When the European Central Bank is still worried about the price-wage loop

This is the kind of information that makes the leaders of the European Central Bank (ECB) tremble. On Monday February 5, a union at the German airline Lufthansa called a strike, demanding a 12.5% ​​wage increase. Two weeks earlier, Deutsche Bahn railway workers had blocked part of the country, rejecting an offer of a 13% increase. As for sector negotiations, German unions have made their demands known: +15% wages in construction, +12% in printing works, +8.5% for temporary jobs.

These showdowns on pay slips, which are found throughout Europe, are monitored like milk on fire by the ECB. Seen from a Central Bank whose mandate is to control the rise in prices, such a movement could cause the worst scenario, with a risk of an inflationary spiral: employees, whose purchasing power has fallen, demand increases, which pushes companies to raise their prices, in order to maintain their profits, which further fuels inflation…

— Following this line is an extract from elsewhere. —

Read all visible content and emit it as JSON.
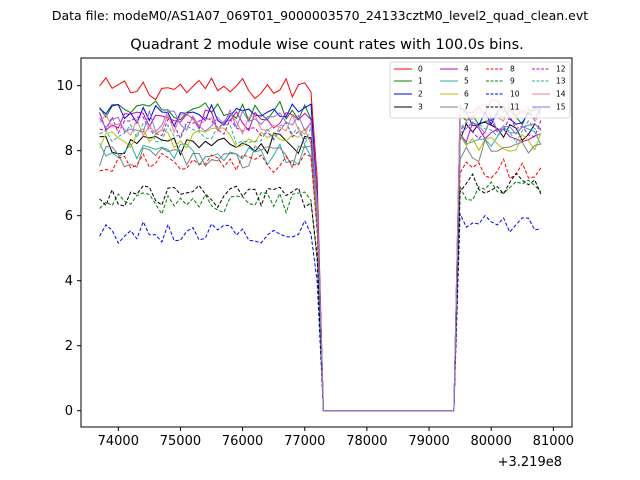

“For the moment, wages are growing at a level well above that of long-term equilibrium”, warned Philip Lane, the chief economist of the ECB, on January 13. In the third quarter of 2023, they increased by 4.7% in the euro zone, while “compensation per employee” (a slightly different measure) increased by 5.3%. That is to say wage increases of around 5%, their highest level since the creation of the single currency. This is above the level of inflation (currently at 2.8%), which corresponds to the beginning of catching up on the purchasing power lost over the past two years.

Ambivalent message

During her last press conference, on January 25, Christine Lagarde, the president of the ECB, in turn warned that “the high level of salary increases (…) maintained strong pressure on prices ». But she added two elements: first, this pressure “started to shrink”. Then she “can’t see at the moment” the famous price-wage spiral: this is a risk, but one which has not materialized until now.

One of the explanations for this ambivalent message is the delay with which salaries are known. Typically, compensation is negotiated once a year, and, in some countries such as Germany, agreements often cover two years. And even once branch agreements have been signed, the statistics are not available for many months. This makes the ECB’s job difficult: it must decide on a possible change in interest rates without really knowing the reality of wage developments.